Bright Green Corporation BGXX, one of the very few companies selected by the U.S. government and DEA to grow, manufacture and legally sell cannabis and cannabis-related products for research, announced the closing of its previously announced private placement of common stock and warrants on Wednesday afternoon.
Bright Green, which also released its financial results on Wednesday, sold 3,684,210 shares of common stock and warrants to purchase 3,684,210 shares of common stock, at a purchase price of $0.95 per share and accompanying warrant.
The warrants will be immediately exercisable from the date of issuance at an initial exercise price of $0.95 per share, subject to adjustments as set forth therein, and will expire five years from the date of issuance.
Gross proceeds from the private placement are expected to be approximately $3.5 million before the agent's fees and other expenses.
EF Hutton, a division of Benchmark Investments, LLC, acted as the exclusive placement agent for the offering. Bridgeway Capital Partners served as financial advisor to Bright Green on the offering.

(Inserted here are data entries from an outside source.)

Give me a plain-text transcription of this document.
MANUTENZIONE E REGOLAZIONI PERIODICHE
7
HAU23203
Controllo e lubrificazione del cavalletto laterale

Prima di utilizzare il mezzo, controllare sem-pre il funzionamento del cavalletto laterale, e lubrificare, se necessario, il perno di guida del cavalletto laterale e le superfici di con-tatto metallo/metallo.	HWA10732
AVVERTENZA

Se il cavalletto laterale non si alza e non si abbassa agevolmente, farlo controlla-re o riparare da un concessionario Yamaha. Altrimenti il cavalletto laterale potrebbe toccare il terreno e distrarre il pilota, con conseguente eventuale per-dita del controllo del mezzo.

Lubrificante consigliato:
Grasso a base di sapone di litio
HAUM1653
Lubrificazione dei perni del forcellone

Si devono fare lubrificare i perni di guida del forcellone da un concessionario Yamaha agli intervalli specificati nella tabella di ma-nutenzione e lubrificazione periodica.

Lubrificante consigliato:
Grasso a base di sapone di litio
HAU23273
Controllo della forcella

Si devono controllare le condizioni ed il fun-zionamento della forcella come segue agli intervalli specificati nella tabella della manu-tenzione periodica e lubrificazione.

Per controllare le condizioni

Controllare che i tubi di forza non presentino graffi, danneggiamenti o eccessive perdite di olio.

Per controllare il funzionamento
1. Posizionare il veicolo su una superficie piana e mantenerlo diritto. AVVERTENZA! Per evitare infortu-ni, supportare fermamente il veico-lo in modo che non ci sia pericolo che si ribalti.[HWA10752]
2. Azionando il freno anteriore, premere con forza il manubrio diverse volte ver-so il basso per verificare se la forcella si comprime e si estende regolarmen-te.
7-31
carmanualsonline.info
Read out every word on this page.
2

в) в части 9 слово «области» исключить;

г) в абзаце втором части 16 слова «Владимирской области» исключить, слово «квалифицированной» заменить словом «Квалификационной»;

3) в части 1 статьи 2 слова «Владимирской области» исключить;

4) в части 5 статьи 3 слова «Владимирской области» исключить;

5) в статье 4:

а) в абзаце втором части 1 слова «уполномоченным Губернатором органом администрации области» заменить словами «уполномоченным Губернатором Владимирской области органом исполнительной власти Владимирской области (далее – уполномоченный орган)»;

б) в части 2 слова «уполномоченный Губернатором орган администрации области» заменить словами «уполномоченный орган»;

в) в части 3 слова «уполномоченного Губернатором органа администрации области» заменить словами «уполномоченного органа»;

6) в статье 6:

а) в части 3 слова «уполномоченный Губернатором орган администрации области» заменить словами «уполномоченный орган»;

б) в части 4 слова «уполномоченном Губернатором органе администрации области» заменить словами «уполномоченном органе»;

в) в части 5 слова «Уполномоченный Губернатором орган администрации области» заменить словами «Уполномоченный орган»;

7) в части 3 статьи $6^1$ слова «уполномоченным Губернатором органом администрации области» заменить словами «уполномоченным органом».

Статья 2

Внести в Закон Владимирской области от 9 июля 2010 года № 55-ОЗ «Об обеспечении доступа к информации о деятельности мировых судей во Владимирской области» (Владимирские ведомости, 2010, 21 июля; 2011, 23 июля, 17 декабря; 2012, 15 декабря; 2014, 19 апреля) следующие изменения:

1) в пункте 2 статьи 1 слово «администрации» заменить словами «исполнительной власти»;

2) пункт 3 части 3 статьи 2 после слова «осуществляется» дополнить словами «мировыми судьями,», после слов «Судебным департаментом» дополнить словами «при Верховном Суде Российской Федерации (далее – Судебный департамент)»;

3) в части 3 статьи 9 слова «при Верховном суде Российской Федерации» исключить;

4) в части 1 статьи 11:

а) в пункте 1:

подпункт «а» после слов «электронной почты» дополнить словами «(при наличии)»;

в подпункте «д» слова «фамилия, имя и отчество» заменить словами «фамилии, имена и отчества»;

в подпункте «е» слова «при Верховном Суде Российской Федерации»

The securities were offered in a private placement under Section 4(a)(2) of the Securities Act of 1933, as amended (the "Act"), and Regulation D promulgated thereunder and have not been registered under the Act, or applicable state securities laws. Accordingly, the securities may not be offered or sold in the United States except pursuant to an effective registration statement or an applicable exemption from the registration requirements of the Act and such applicable state securities laws.
Pursuant to a registration rights agreement with the investors, Bright Green has agreed to file one or more registration statements with the Securities and Exchange Commission covering the resale of the shares of common stock and the shares issuable upon exercise of the warrants.